J’ai continué à recevoir des mails de menaces de ma hiérarchie, car mon port de masque n’était pas « réglementaire ». Je n’en ai pas vraiment tenu compte car je sentais bien que le port du masque jusque sous les yeux me fatigue, et que j’ai besoin de garder un minimum d’énergie, ne serait-ce que pour passer des soirées à peu près normales avec ma fille de trois ans.

A la fin des vacances de février, ma hiérarchie m’a fait suivre une lettre d’insultes écrite par des parents, m’accusant d’être « complotiste et malsaine », parce que j’avais fait une démonstration aux élèves de la classe sur le fait qu’en 2020, la mortalité générale toutes causes confondues n’était pas exceptionnellement élevée par rapport aux années précédentes, surtout une fois qu’on la rapporte au vieillissement de la population. Je précise que j’ai dû donner ces informations car lors d’un cours sur la croissance démographique, les élèves étaient en majorité convaincus que la population mondiale était en train de « bien descendre » du fait de l’épidémie (!) Ces deux parents étaient aussi particulièrement furieux du fait que je porte le masque sous le nez en classe (alors que leur enfant s’assoit au dernier rang, à une distance plus que réglementaire).
Mes supérieurs hiérarchiques ont transmis ce dossier au rectorat pour qu’ils décident d’éventuelles sanctions à mon égard, sans prendre la peine de me demander ma version des faits.

En tant que professeur d’histoire, je vois mon pays s’enfoncer chaque jour un peu plus dans l’obscurantisme. Les élèves qui essaient de respirer sont brisés (un de mes élèves de Seconde a écopé d’une journée d’exclusion pour port « non réglementaire » du masque lui aussi, alors que d’autres insultent littéralement leurs profs et sont sanctionnés moins sévèrement…). L’administration a clairement voulu faire un exemple. Les enseignants qui font de la résistance passive sont eux aussi brisés, considérés comme des délinquants ou des cas psychiatriques. Une collègue d’histoire a été convoquée par le psychiatre du rectorat pour avoir dévié un petit peu de la pensée unique, et j’ai eu vent d’autres cas de « psychiatrisation » de professeurs récalcitrants dans les lycées voisins.

La violence morale qui s’exerce sur les élèves et sur les enseignants est terrifiante. Le niveau de répression atteint dans les établissements scolaires me semble encore supérieur à celui que nous vivons dans le reste de pays, car certains adolescents n’ont pas de recul sur la situation et pratiquent une délation systématique de leurs camarades et de leurs enseignants.
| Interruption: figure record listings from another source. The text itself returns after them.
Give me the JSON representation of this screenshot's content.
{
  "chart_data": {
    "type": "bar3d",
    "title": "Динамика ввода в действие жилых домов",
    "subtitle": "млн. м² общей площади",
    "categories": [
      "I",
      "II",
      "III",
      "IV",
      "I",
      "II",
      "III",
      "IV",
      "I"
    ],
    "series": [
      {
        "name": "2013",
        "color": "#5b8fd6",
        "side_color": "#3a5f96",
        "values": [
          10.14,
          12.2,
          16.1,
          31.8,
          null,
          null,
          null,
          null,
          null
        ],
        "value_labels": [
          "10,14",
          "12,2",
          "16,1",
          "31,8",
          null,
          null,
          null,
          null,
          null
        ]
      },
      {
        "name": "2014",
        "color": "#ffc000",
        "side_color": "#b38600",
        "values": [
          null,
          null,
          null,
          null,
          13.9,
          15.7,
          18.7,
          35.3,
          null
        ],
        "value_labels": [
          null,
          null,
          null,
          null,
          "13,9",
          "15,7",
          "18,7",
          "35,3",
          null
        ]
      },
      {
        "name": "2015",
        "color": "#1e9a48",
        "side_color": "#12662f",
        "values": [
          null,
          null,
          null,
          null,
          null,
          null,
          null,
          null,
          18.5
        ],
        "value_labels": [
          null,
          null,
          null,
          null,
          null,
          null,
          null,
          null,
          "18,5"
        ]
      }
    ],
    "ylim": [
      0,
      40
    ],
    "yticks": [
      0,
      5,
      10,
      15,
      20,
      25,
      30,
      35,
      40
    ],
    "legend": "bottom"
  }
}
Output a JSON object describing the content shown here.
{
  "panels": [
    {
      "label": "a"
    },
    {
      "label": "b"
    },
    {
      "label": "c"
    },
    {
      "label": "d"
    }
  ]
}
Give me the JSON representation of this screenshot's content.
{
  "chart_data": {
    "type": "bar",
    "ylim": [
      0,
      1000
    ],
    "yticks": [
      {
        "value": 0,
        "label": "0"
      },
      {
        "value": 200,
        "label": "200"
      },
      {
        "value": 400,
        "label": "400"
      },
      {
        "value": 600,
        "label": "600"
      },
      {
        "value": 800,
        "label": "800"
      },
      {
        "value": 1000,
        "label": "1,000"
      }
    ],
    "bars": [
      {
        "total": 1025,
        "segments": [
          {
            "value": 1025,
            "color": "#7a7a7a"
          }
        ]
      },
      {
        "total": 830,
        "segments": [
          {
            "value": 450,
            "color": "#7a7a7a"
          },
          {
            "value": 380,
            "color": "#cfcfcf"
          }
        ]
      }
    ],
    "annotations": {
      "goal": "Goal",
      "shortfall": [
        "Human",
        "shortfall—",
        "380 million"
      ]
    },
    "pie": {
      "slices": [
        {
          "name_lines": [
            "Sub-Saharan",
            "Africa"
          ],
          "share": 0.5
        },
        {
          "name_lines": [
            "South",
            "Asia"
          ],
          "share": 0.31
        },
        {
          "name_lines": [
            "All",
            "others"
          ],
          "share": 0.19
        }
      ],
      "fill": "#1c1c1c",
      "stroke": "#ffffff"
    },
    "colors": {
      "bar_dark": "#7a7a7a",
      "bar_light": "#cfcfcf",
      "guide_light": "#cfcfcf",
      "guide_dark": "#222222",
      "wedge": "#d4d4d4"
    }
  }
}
Le simple fait de se plaindre du masque semble devenu synonyme de « complotisme » et d’un comportement déviant, à la limite de la sociopathie. Nous nous voyons reprocher le fait, en tant qu’enseignants, de contester ne serait-ce qu’une fois le port du masque, même si c’est pendant une récréation, même avec deux ou trois élèves, qui viennent nous voir justement pour vider leur sac. Tout est aussitôt répété, amplifié, déformé, et les rares enseignants qui voudraient venir en aide aux élèves sont empêchés de le faire.

Aujourd’hui je suis en arrêt de travail. J’essaie de me remettre de tous les abus que j’ai pu observer et qui me réveillent la nuit depuis des semaines. Je ressens du désespoir pour tous les enfants et tous les ados qui sont prisonniers de ce système, brimés en permanence par des enseignants et des personnels administratifs terrifiés par le virus, et surtout terrifiés par la pression hiérarchique.

A la fin tout le monde se tait, lessivé, mais il ne faut pas beaucoup de jugeotte pour voir que nombreux sont les élèves qui souffrent en silence.

Une enseignante qui a refusé de vendre son âme pour sauver sa carrière.